Some progress on the use of the variational method in quantum field theory

TL;DR

This paper introduces relativistic continuous matrix product states (RCMPS), a variational approach tailored for (1+1)-dimensional quantum field theories, demonstrating its effectiveness in approximating ground states and spectral data in strongly coupled models.

Contribution

The paper develops and applies RCMPS with Riemannian optimization to non-perturbatively study strongly coupled quantum field theories in (1+1) dimensions, including extensions to multi-field models.

Findings

Achieved competitive approximations for ground state energies in φ^4, Sine-Gordon, and Sinh-Gordon models.

Extended the RCMPS framework to models with multiple interacting fields.

Demonstrated the ability to evaluate non-local observables and extract spectral data such as particle masses.

Abstract

Strongly coupled quantum field theories in $(1+1)$ dimensions are notoriously hard to solve non-perturbatively.
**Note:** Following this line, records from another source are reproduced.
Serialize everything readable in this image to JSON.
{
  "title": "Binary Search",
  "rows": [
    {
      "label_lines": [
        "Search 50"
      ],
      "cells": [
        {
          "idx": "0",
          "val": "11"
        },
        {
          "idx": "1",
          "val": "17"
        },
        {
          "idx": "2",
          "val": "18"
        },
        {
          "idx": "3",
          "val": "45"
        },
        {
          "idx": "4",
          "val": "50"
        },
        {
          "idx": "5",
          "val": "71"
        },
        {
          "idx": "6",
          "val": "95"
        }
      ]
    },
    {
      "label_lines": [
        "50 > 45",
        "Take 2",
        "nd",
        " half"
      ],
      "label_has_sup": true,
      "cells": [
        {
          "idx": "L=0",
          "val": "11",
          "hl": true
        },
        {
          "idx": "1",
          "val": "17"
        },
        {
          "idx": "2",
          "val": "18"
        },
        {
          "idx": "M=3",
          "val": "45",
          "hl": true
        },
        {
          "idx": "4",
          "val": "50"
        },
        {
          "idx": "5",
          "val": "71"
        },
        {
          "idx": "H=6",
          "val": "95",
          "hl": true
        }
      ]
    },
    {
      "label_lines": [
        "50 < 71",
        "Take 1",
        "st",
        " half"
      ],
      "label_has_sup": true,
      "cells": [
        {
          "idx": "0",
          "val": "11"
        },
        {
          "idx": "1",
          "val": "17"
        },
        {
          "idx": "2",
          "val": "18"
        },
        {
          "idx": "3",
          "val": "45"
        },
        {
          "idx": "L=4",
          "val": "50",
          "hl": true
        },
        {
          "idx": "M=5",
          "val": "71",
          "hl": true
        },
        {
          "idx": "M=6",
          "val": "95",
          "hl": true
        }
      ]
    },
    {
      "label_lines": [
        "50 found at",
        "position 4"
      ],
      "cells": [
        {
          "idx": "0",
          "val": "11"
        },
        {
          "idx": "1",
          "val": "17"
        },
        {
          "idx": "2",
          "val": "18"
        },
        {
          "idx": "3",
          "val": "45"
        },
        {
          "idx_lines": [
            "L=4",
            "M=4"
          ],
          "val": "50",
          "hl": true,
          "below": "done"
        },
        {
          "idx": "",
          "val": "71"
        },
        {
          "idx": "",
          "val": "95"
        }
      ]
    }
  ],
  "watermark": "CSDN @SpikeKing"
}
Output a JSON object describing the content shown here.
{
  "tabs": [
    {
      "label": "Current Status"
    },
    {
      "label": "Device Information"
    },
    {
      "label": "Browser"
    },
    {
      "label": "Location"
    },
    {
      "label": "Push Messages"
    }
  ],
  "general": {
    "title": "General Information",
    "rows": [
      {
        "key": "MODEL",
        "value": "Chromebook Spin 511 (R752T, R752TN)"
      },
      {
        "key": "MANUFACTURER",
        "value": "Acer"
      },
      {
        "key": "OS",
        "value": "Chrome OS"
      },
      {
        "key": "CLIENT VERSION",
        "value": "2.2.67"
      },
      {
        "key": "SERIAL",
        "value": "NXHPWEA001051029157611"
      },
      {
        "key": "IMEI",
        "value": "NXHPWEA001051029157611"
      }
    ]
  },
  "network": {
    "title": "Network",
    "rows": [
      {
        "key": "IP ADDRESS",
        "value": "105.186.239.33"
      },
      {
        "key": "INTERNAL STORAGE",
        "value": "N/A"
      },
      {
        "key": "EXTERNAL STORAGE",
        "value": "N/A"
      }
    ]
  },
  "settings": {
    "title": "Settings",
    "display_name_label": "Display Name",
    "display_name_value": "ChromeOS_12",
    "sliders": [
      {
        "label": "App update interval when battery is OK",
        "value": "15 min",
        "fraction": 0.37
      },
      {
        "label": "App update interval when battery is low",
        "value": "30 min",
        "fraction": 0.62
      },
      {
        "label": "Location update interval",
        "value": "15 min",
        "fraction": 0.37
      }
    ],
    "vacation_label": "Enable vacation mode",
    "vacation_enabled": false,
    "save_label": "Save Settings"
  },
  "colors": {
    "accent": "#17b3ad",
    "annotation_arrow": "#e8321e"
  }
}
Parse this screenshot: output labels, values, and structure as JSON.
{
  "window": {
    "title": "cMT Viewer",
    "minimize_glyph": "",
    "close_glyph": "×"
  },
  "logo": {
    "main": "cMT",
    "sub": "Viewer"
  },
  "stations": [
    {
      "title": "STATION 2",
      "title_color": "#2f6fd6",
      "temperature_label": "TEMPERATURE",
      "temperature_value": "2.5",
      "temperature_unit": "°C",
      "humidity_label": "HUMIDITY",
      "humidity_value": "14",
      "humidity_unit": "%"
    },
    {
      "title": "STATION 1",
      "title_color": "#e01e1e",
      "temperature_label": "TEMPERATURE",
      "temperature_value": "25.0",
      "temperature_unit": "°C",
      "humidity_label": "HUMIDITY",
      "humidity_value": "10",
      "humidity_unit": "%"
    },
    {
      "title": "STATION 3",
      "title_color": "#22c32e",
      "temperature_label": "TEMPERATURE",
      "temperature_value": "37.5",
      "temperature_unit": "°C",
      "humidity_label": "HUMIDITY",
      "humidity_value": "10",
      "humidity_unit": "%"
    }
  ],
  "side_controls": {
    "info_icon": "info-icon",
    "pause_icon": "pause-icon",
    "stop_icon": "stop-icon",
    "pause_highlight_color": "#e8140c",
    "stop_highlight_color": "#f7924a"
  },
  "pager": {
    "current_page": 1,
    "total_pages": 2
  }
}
Variational methods, despite their success for quantum many-body physics on the lattice, have long lacked a natural ansatz adapted to the relativistic setting. This monograph explains the intuition behind relativistic continuous matrix product states (RCMPS), a variational ansatz tailored to $(1+1)$-dimensional QFT, and reports on several years of progress in developing and applying this approach. Using Riemannian optimization on the manifold of RCMPS, we obtain competitive non-perturbative approximations to ground state energies and local observables in the $\phi^4$, Sine-Gordon, and Sinh-Gordon models, including in strongly coupled regimes where perturbation theory fails. We then describe extensions to models with several interacting fields. Beyond energy density and local observables, we show how the framework can be used to evaluate non-local observables (defects) and, through an original linear programming approach, to extract spectral data such as particle masses. We close by discussing the current limitations of the method and the most promising directions for future work.